The following scripts provide an all-in-one and step-by-step model quantization example for Llava, VILA and Phi-3-vision models. The quantization format and the number of GPUs will be supplied as inputs to these scripts. By default, we build the engine for the fp8 format and 1 GPU.
cd <this example folder>
For the Hugging Face models:
For Llava:
git clone https://huggingface.co/llava-hf/llava-1.5-7b-hf
scripts/huggingface_example.sh --type llava --model llava-1.5-7b-hf --quant [fp8|int8_sq|int4_awq|w4a8_awq] --tp [1|2|4|8]

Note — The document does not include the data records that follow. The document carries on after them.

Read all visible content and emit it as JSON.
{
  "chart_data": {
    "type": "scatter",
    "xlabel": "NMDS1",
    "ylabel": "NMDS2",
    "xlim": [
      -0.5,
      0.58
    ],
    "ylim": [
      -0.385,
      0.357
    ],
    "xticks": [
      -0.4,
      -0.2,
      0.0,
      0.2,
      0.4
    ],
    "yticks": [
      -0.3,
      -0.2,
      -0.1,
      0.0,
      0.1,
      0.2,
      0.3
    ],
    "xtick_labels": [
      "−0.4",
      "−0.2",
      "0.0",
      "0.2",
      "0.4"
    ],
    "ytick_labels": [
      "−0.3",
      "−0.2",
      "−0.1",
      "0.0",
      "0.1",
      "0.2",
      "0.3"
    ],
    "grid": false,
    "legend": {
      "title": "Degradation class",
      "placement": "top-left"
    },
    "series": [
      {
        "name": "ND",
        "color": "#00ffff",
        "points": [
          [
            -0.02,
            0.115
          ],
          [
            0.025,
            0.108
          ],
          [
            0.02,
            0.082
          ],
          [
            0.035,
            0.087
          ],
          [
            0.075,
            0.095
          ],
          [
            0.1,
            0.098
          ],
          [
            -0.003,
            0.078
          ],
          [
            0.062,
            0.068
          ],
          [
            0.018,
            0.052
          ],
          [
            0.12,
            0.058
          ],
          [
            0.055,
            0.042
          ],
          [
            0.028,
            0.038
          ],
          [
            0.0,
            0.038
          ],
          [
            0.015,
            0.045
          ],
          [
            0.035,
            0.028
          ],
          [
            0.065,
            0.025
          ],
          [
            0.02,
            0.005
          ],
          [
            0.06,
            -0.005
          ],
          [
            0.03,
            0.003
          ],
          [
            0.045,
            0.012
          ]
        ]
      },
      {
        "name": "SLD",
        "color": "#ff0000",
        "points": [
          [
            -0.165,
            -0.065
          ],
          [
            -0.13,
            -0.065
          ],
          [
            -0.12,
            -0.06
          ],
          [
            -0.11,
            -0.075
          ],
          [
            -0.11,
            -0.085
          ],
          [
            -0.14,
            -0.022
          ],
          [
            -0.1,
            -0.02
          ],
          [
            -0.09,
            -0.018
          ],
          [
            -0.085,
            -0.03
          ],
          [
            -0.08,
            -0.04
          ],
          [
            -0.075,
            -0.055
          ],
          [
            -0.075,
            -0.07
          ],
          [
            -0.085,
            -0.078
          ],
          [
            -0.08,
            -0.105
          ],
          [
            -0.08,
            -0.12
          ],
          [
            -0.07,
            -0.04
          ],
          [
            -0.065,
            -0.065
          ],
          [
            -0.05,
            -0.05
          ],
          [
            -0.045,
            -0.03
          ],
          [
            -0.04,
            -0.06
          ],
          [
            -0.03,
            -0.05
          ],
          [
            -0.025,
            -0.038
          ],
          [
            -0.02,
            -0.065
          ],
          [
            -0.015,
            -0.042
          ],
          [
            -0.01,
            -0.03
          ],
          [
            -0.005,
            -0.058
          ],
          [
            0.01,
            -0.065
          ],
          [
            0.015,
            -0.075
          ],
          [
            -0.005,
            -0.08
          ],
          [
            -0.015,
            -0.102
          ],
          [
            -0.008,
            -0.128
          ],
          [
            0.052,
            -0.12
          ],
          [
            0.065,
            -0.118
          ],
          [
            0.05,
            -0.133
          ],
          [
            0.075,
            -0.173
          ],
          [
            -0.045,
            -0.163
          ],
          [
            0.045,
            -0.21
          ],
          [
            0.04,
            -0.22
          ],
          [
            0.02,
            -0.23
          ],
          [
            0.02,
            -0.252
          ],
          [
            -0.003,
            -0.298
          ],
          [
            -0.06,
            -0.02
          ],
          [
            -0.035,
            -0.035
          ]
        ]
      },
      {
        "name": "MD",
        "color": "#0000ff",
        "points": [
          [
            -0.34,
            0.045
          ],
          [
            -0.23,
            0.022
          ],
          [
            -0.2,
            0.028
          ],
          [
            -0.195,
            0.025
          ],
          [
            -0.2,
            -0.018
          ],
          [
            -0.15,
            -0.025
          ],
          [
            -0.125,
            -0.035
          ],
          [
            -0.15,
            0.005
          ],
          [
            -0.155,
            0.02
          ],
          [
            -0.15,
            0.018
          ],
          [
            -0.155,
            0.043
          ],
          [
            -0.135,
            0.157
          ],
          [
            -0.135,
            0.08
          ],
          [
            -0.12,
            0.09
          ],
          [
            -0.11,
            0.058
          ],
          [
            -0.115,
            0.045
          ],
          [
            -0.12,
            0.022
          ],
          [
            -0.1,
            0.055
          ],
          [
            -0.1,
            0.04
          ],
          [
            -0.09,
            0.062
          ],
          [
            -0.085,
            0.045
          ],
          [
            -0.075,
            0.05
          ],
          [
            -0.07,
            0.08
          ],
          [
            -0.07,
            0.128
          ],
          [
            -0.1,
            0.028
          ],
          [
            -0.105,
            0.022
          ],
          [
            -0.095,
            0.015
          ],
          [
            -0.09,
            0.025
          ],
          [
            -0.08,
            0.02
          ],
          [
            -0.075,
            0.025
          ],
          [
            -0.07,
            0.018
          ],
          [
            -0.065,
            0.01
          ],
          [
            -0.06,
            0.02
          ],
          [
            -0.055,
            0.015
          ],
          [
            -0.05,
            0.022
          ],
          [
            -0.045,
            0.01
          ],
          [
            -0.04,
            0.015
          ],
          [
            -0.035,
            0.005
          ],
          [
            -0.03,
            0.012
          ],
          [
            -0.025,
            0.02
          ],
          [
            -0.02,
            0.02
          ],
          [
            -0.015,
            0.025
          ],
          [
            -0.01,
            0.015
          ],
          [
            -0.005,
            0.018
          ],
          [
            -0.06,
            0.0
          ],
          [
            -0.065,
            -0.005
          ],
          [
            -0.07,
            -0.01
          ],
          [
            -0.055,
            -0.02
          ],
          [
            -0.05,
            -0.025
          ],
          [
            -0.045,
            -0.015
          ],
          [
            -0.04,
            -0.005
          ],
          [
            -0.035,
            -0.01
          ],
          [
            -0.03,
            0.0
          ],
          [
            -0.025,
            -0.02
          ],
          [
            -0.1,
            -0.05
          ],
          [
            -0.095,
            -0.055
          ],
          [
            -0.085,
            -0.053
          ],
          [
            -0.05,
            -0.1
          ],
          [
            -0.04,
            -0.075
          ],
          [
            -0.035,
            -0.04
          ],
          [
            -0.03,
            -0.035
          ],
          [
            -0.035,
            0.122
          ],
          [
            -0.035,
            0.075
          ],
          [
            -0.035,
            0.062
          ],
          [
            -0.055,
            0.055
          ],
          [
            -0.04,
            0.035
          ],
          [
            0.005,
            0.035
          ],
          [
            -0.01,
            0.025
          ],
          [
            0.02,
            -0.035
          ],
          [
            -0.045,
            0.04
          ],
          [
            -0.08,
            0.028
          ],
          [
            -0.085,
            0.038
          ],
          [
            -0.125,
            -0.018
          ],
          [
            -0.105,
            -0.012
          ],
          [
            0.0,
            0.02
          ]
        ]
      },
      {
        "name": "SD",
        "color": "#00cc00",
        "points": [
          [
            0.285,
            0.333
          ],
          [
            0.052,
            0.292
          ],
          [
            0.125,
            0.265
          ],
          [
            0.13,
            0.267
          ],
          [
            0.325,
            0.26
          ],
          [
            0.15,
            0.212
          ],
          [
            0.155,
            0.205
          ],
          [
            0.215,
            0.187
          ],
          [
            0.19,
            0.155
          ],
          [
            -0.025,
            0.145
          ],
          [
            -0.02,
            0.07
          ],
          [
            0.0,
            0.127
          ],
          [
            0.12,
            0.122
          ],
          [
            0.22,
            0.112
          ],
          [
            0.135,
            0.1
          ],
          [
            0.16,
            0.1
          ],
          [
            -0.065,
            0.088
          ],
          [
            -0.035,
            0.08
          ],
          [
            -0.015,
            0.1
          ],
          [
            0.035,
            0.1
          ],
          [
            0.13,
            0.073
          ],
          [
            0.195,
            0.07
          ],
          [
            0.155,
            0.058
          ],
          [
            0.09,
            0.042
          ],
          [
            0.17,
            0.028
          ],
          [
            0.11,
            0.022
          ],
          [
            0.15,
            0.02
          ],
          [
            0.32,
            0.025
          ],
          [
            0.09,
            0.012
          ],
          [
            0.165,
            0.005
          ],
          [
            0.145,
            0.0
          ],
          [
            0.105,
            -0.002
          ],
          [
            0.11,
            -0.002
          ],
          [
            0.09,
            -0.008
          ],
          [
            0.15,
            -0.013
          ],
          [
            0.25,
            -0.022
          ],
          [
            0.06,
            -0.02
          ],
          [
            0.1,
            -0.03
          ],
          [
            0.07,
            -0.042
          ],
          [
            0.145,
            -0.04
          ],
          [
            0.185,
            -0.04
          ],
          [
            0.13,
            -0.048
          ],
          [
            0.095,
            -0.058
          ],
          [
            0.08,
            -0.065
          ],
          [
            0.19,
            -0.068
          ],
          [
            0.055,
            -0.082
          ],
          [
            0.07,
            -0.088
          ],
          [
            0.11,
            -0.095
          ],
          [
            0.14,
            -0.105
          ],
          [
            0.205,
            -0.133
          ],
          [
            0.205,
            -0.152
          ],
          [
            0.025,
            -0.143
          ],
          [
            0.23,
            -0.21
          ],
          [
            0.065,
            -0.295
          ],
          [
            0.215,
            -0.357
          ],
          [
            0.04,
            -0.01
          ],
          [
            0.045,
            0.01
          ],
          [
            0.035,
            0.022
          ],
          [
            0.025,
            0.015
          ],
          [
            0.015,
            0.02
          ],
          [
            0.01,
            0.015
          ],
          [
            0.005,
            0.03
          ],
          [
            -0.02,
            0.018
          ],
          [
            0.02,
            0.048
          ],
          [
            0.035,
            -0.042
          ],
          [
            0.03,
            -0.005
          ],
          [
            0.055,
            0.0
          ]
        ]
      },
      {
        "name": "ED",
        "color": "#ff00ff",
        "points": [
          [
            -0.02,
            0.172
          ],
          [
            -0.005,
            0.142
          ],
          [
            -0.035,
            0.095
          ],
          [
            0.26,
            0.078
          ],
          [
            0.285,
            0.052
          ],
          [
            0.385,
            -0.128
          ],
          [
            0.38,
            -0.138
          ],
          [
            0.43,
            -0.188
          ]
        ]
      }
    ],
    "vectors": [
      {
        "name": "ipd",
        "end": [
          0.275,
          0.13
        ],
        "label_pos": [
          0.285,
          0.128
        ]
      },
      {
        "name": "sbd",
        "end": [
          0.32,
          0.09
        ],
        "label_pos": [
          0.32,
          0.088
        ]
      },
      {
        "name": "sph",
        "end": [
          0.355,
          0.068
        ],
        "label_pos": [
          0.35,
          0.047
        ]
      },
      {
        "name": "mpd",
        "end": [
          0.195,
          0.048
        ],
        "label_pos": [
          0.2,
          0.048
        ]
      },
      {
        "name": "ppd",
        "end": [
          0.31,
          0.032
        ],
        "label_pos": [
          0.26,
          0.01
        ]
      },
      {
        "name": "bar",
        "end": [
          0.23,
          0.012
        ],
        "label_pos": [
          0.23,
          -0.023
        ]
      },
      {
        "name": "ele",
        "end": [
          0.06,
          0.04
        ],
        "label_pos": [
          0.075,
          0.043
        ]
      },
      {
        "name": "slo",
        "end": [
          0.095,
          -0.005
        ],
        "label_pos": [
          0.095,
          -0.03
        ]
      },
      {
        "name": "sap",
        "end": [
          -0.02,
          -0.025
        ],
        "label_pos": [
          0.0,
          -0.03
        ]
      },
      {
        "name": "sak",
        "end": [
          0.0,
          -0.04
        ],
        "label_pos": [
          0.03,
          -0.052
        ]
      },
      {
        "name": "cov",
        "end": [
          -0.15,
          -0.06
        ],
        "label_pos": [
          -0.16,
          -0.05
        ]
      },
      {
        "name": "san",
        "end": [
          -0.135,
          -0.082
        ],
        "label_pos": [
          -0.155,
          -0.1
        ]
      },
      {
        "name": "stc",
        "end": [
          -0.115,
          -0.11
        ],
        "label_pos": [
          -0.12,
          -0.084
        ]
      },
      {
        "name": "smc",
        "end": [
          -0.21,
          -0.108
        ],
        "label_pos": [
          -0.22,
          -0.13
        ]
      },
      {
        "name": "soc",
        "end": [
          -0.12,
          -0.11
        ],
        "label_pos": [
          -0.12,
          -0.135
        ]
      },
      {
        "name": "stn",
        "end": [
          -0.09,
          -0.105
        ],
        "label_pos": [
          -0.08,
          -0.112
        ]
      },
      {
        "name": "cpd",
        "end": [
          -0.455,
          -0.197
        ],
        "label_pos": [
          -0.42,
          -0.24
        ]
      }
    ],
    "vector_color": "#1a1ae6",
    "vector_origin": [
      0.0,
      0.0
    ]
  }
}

For VILA models like VILA1.5-3b:
git clone https://huggingface.co/Efficient-Large-Model/VILA1.5-3b vila1.5-3b
scripts/huggingface_example.sh --type vila --model vila1.5-3b --quant [fp8|int8_sq|int4_awq|w4a8_awq] --tp [1|2|4|8]
For Phi-3-vision:
git clone https://huggingface.co/microsoft/Phi-3-vision-128k-instruct
scripts/huggingface_example.sh --type phi --model Phi-3-vision-128k-instruct --quant [fp8|int8_sq|int4_awq|w4a8_awq]
Model | type | fp8 | int8_sq | int4_awq | w4a8_awq1 |
---|---|---|---|---|---|
Llava | llava | Yes | Yes | Yes | Yes |
VILA | vila | Yes | Yes | Yes | Yes |
Phi-3-vision | phi | Yes | Yes | Yes | Yes |
1.The w4a8_awq is an experimental quantization scheme that may result in a higher accuracy penalty. Only available on sm90 GPUs
The accuracy loss after PTQ may vary depending on the actual model and the quantization method. Different models may have different accuracy loss and usually the accuracy loss is more significant when the base model is small. If the accuracy after PTQ is not meeting the requirement, please try either modifying hf_ptq.py and disabling the KV cache quantization or using the QAT instead.